A law was passed yesterday defining areas seized by pro-Russian separatists in the east as being "temporarily occupied" by Russia.

The legislation also accused Russia of being an "aggressor country", a move Moscow slammed as being a precursor to a fresh war.

But Mathieu Boulegue, an expert on Ukraine from international affairs think tank Chatham House, says while the move will destabilise the region, neither Moscow or Kyiv will have the appetite for a large-scale conflict.

He claimed the law – by saying the regions were temporarily occupied by Russia – was an attempt to hand the burden for them over to Russia.

“Both states could wash their hands of responsibility [of the eastern regions],” said Boulegue, adding this could see eastern Donetsk and Luhansk being left to rot.

“No-one wants to take charge of these territories. These are very cumbersome territories and they will need to be pacified militarily and they will need to be reintegrated in terms of their mentality and economic development.

“There is a wider understanding between Moscow and Kiev that these territories have become cumbersome and some sort of dead weight. Nobody really wants to re-integrate them.

“Russia doesn’t want to reintegrate them into the Russian federation and Kyiv has a hard time working out what to do with them because they cost a lot of money.
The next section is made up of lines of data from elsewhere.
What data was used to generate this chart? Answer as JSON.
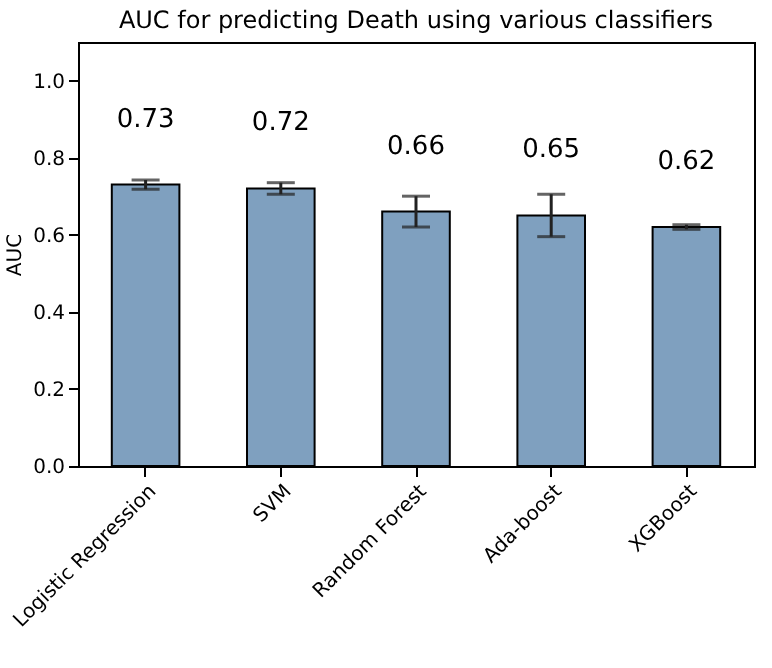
{
  "chart_data": {
    "type": "bar",
    "title": "AUC for predicting Death using various classifiers",
    "ylabel": "AUC",
    "categories": [
      "Logistic Regression",
      "SVM",
      "Random Forest",
      "Ada-boost",
      "XGBoost"
    ],
    "values": [
      0.73,
      0.72,
      0.66,
      0.65,
      0.62
    ],
    "errors": [
      0.012,
      0.015,
      0.04,
      0.055,
      0.006
    ],
    "color": "#7fa0bf",
    "ylim": [
      0,
      1.1
    ],
    "yticks": [
      {
        "value": 0,
        "label": "0.0"
      },
      0.2,
      0.4,
      0.6,
      0.8,
      {
        "value": 1,
        "label": "1.0"
      }
    ],
    "grid": false,
    "data_labels": true
  }
}
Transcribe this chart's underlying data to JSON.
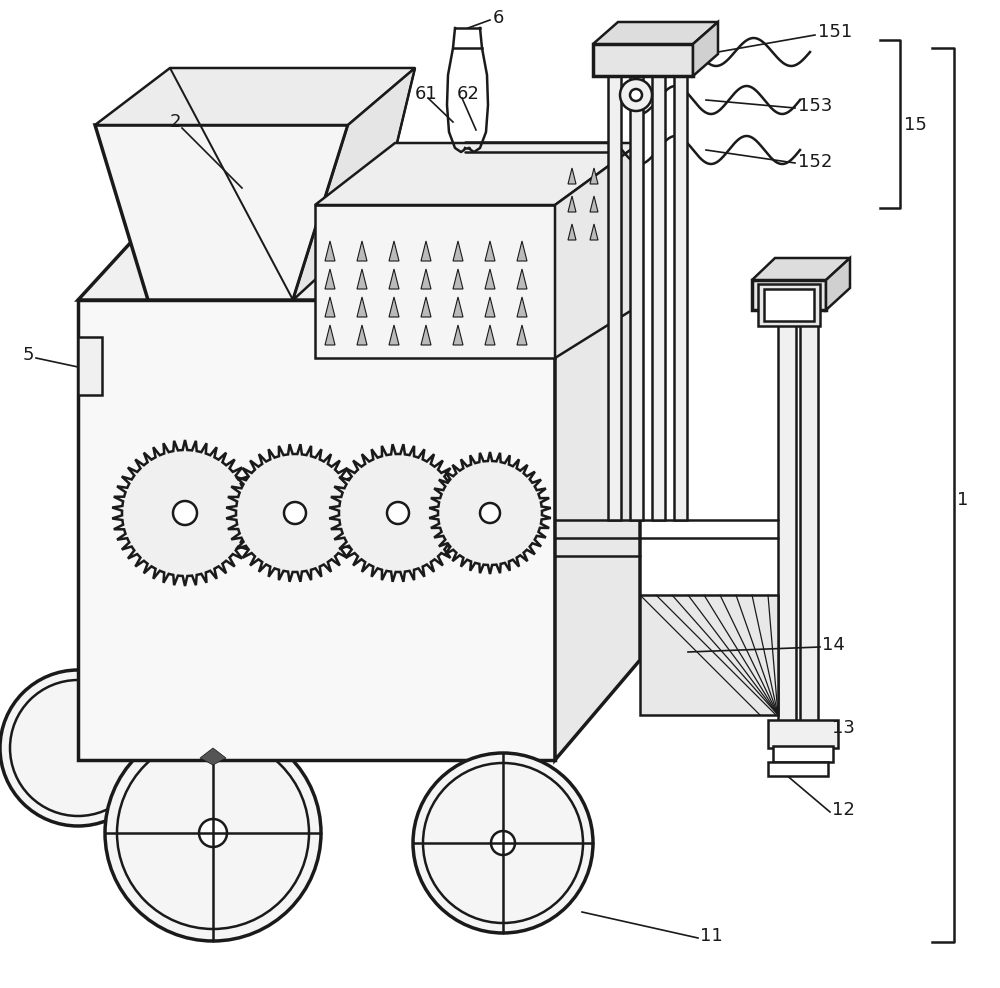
{
  "bg_color": "#ffffff",
  "lc": "#1a1a1a",
  "lw": 1.8,
  "tlw": 2.5,
  "fs": 13,
  "figw": 10.0,
  "figh": 9.88
}
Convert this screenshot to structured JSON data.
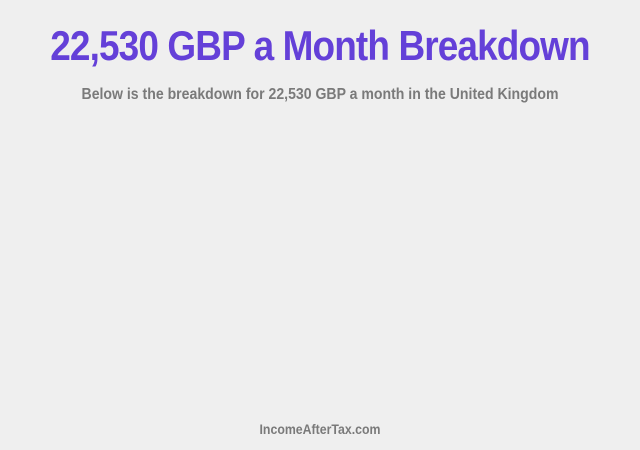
{
  "title": "22,530 GBP a Month Breakdown",
  "subtitle": "Below is the breakdown for 22,530 GBP a month in the United Kingdom",
  "footer": "IncomeAfterTax.com"
}
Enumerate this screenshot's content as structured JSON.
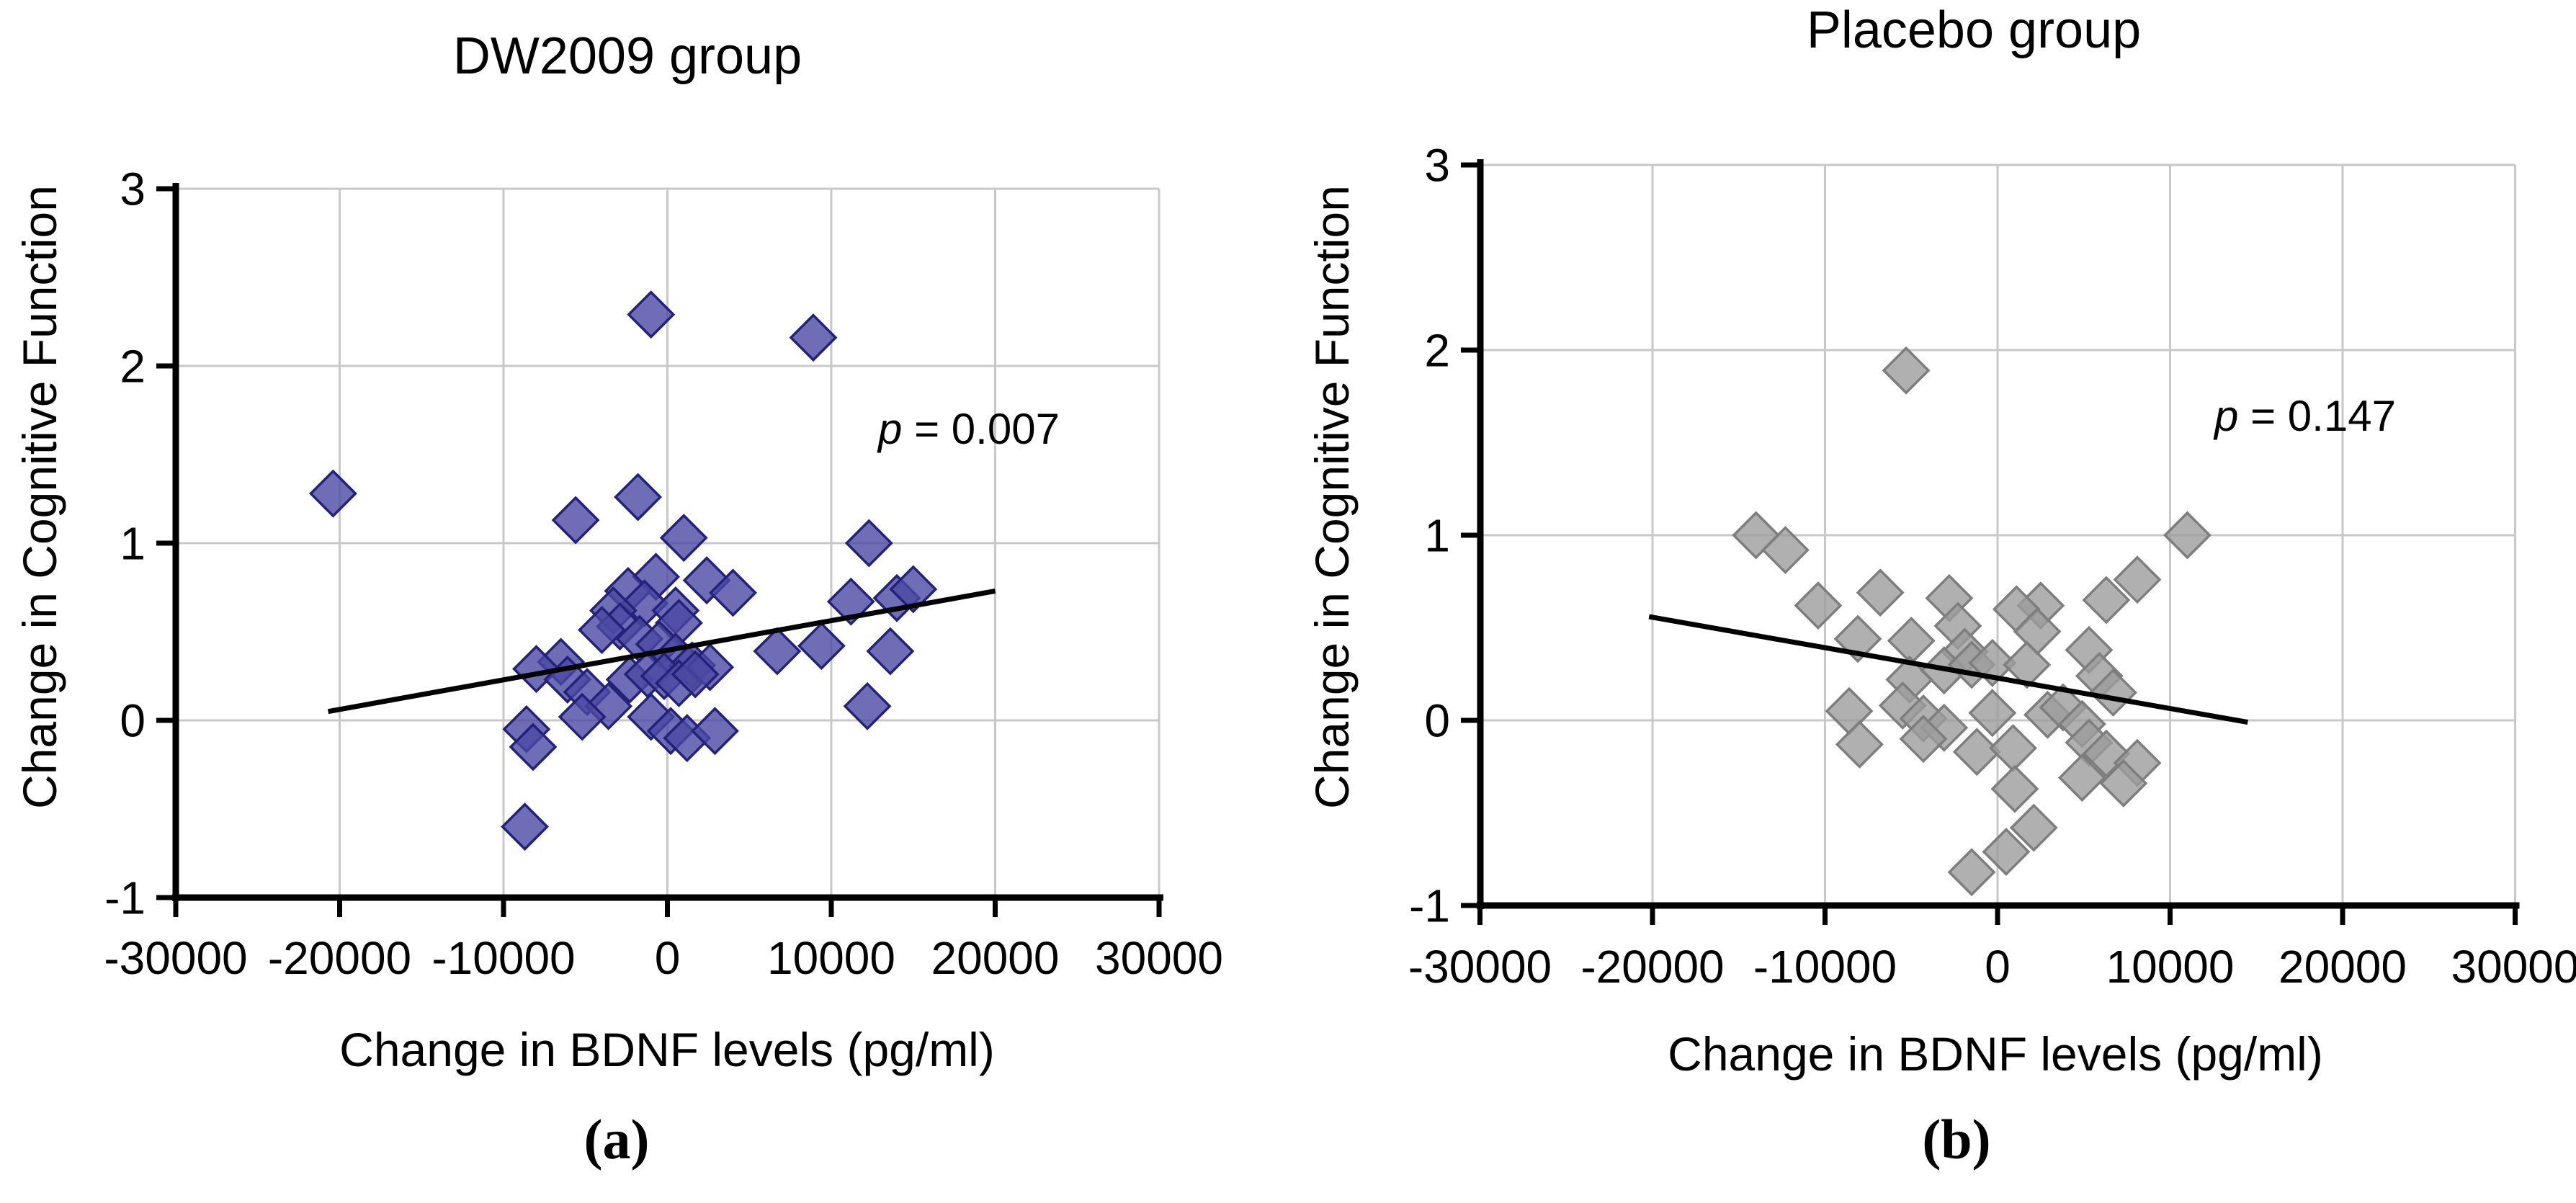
{
  "figure": {
    "background": "#FFFFFF",
    "panels": [
      "DW2009 group",
      "Placebo group"
    ]
  },
  "colors": {
    "gridline": "#C8C8C8",
    "axis": "#000000",
    "trendline": "#000000",
    "blue_marker_fill": "#4B49A2",
    "blue_marker_edge": "#23227A",
    "gray_marker_fill": "#9C9C9C",
    "gray_marker_edge": "#7E7E7E"
  },
  "chart_data": [
    {
      "id": "a",
      "type": "scatter",
      "title": "DW2009 group",
      "xlabel": "Change in BDNF levels (pg/ml)",
      "ylabel": "Change in Cognitive Function",
      "annotation": "p = 0.007",
      "panel_letter": "(a)",
      "legend": "none",
      "grid": true,
      "xlim": [
        -30000,
        30000
      ],
      "ylim": [
        -1,
        3
      ],
      "xticks": [
        "-30000",
        "-20000",
        "-10000",
        "0",
        "10000",
        "20000",
        "30000"
      ],
      "yticks": [
        "3",
        "2",
        "1",
        "0",
        "-1"
      ],
      "marker": {
        "shape": "diamond",
        "fill": "#4B49A2",
        "edge": "#23227A",
        "opacity": 0.8
      },
      "trendline": {
        "x1": -20700,
        "y1": 0.05,
        "x2": 20000,
        "y2": 0.73
      },
      "points": [
        [
          -20400,
          1.28
        ],
        [
          -1000,
          2.29
        ],
        [
          8900,
          2.16
        ],
        [
          -5600,
          1.13
        ],
        [
          -1800,
          1.26
        ],
        [
          1000,
          1.03
        ],
        [
          12300,
          1.0
        ],
        [
          -700,
          0.81
        ],
        [
          2400,
          0.79
        ],
        [
          4000,
          0.72
        ],
        [
          -2400,
          0.73
        ],
        [
          -1400,
          0.66
        ],
        [
          500,
          0.62
        ],
        [
          700,
          0.55
        ],
        [
          -3300,
          0.62
        ],
        [
          -2900,
          0.53
        ],
        [
          -4000,
          0.51
        ],
        [
          -1700,
          0.46
        ],
        [
          -500,
          0.43
        ],
        [
          500,
          0.36
        ],
        [
          1500,
          0.31
        ],
        [
          2600,
          0.3
        ],
        [
          -6500,
          0.33
        ],
        [
          -8000,
          0.29
        ],
        [
          -6100,
          0.23
        ],
        [
          -4900,
          0.16
        ],
        [
          -3600,
          0.08
        ],
        [
          -2300,
          0.23
        ],
        [
          -1200,
          0.26
        ],
        [
          -200,
          0.25
        ],
        [
          700,
          0.21
        ],
        [
          1700,
          0.26
        ],
        [
          -1000,
          0.02
        ],
        [
          -5200,
          0.02
        ],
        [
          200,
          -0.06
        ],
        [
          1200,
          -0.1
        ],
        [
          2900,
          -0.06
        ],
        [
          -8600,
          -0.05
        ],
        [
          -8200,
          -0.15
        ],
        [
          -8700,
          -0.6
        ],
        [
          6700,
          0.39
        ],
        [
          9400,
          0.42
        ],
        [
          11200,
          0.67
        ],
        [
          14000,
          0.69
        ],
        [
          15000,
          0.74
        ],
        [
          13600,
          0.39
        ],
        [
          12200,
          0.08
        ]
      ]
    },
    {
      "id": "b",
      "type": "scatter",
      "title": "Placebo group",
      "xlabel": "Change in BDNF levels (pg/ml)",
      "ylabel": "Change in Cognitive Function",
      "annotation": "p = 0.147",
      "panel_letter": "(b)",
      "legend": "none",
      "grid": true,
      "xlim": [
        -30000,
        30000
      ],
      "ylim": [
        -1,
        3
      ],
      "xticks": [
        "-30000",
        "-20000",
        "-10000",
        "0",
        "10000",
        "20000",
        "30000"
      ],
      "yticks": [
        "3",
        "2",
        "1",
        "0",
        "-1"
      ],
      "marker": {
        "shape": "diamond",
        "fill": "#9C9C9C",
        "edge": "#7E7E7E",
        "opacity": 0.8
      },
      "trendline": {
        "x1": -20200,
        "y1": 0.56,
        "x2": 14500,
        "y2": -0.01
      },
      "points": [
        [
          -5300,
          1.89
        ],
        [
          -14000,
          1.0
        ],
        [
          -12300,
          0.92
        ],
        [
          11000,
          1.0
        ],
        [
          8100,
          0.76
        ],
        [
          -6800,
          0.69
        ],
        [
          -10400,
          0.62
        ],
        [
          -2800,
          0.66
        ],
        [
          2500,
          0.62
        ],
        [
          6300,
          0.65
        ],
        [
          -8100,
          0.44
        ],
        [
          -5000,
          0.43
        ],
        [
          -2300,
          0.51
        ],
        [
          -1900,
          0.37
        ],
        [
          1100,
          0.6
        ],
        [
          2300,
          0.48
        ],
        [
          5300,
          0.38
        ],
        [
          -5100,
          0.22
        ],
        [
          -3100,
          0.27
        ],
        [
          -1500,
          0.3
        ],
        [
          -300,
          0.31
        ],
        [
          1700,
          0.3
        ],
        [
          5900,
          0.24
        ],
        [
          6700,
          0.15
        ],
        [
          -8600,
          0.05
        ],
        [
          -5500,
          0.08
        ],
        [
          -4300,
          0.01
        ],
        [
          -3100,
          -0.04
        ],
        [
          -300,
          0.04
        ],
        [
          2900,
          0.03
        ],
        [
          3800,
          0.07
        ],
        [
          4900,
          -0.02
        ],
        [
          -8000,
          -0.13
        ],
        [
          -4300,
          -0.1
        ],
        [
          -1200,
          -0.17
        ],
        [
          900,
          -0.15
        ],
        [
          5300,
          -0.12
        ],
        [
          6300,
          -0.18
        ],
        [
          8100,
          -0.23
        ],
        [
          4900,
          -0.31
        ],
        [
          7300,
          -0.34
        ],
        [
          1000,
          -0.37
        ],
        [
          2100,
          -0.58
        ],
        [
          500,
          -0.71
        ],
        [
          -1500,
          -0.82
        ]
      ]
    }
  ]
}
“So in that sense this is basically freezing off the future of these territories by calling Russia an occupier.”

More than 10,000 people have died in eastern Donetsk and Luhansk regions since the conflict started in 2014.

It came just a month after Russia seized Ukraine’s Crimea region.

Russia, accused by Kyiv and the West of supporting rebels in eastern Ukraine, was a signatory to the Minsk peace accords in early 2015, which saw a ceasefire agreed and the withdrawal of heavy weapons from the frontlines.

Sergey Mikheyev, director general of the Institute for Caspian Cooperation, said Ukraine’s move puts Minsk at risk.

He told Vestnik Kavkaza news agency: “The law restricts any opportunities for normalising relations as much as possible and raises the degree of tension.

“If Ukraine recognised Russia as an aggressor, defined Donbass as the occupied territory and removed the priority of the Minsk agreements, it dealt a blow to the Minsk settlement process, which aggravates the current state of affairs.”